Les 50 patrons français les mieux payés ont touché en moyenne 316 smics en 2006

LEMONDE.FR avec AFP | 24.10.07

Les revenus des patrons français ont encore progressé en 2006 avec, pour les cinquante mieux

payés de France, un revenu moyen de 3,8 millions d'euros sur l'année, soit l'équivalent de 316 années de smic chacun, indique Capital dans un article paru jeudi 24 octobre.

"En comparaison de la hausse du pouvoir d'achat des ménages (+ 2,3 %), ils se sont accordés l'an dernier des augmentations de Père Noël, jusqu'à 25 % pour les mieux lotis", écrit Capital dans son palmarès des plus hautes rémunérations.
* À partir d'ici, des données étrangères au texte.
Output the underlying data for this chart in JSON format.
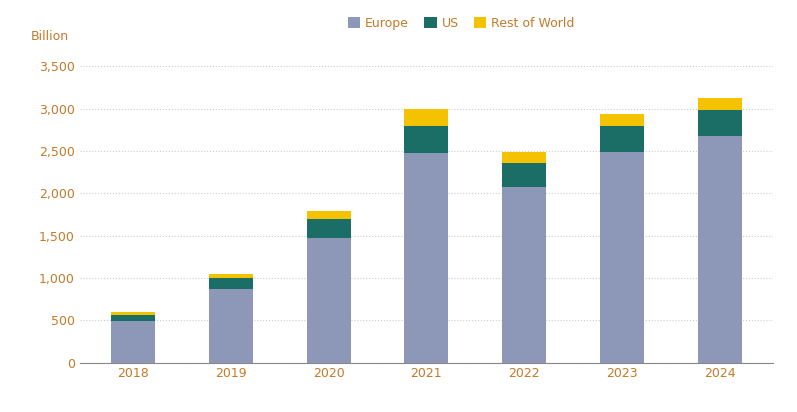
{
  "years": [
    "2018",
    "2019",
    "2020",
    "2021",
    "2022",
    "2023",
    "2024"
  ],
  "europe": [
    490,
    870,
    1470,
    2480,
    2070,
    2490,
    2680
  ],
  "us": [
    75,
    130,
    230,
    320,
    290,
    310,
    310
  ],
  "rest_of_world": [
    35,
    50,
    90,
    200,
    130,
    140,
    140
  ],
  "colors": {
    "europe": "#8d97b8",
    "us": "#1a6e66",
    "rest_of_world": "#f5c200"
  },
  "ylabel": "Billion",
  "ylim": [
    0,
    3700
  ],
  "yticks": [
    0,
    500,
    1000,
    1500,
    2000,
    2500,
    3000,
    3500
  ],
  "ytick_labels": [
    "0",
    "500",
    "1,000",
    "1,500",
    "2,000",
    "2,500",
    "3,000",
    "3,500"
  ],
  "legend_labels": [
    "Europe",
    "US",
    "Rest of World"
  ],
  "tick_label_color": "#c47a2a",
  "grid_color": "#cccccc",
  "background_color": "#ffffff",
  "bar_width": 0.45
}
Cette "envolée va de pair avec une explosion des résultats des entreprises", avec notamment des bénéfices de près de 100 milliards d'euros et des cours de Bourse en hausse de 17 % pour les sociétés du CAC 40, mais cela "n'explique pas tout", selon Capital.

LOUIS SCHWEITZER NUMÉRO UN Ce classement prend en compte à la fois les salaires, les bonus, les plus-values sur stock-options, mais aussi les dividendes, les parachutes et les retraites futures, indique le mensuel économique.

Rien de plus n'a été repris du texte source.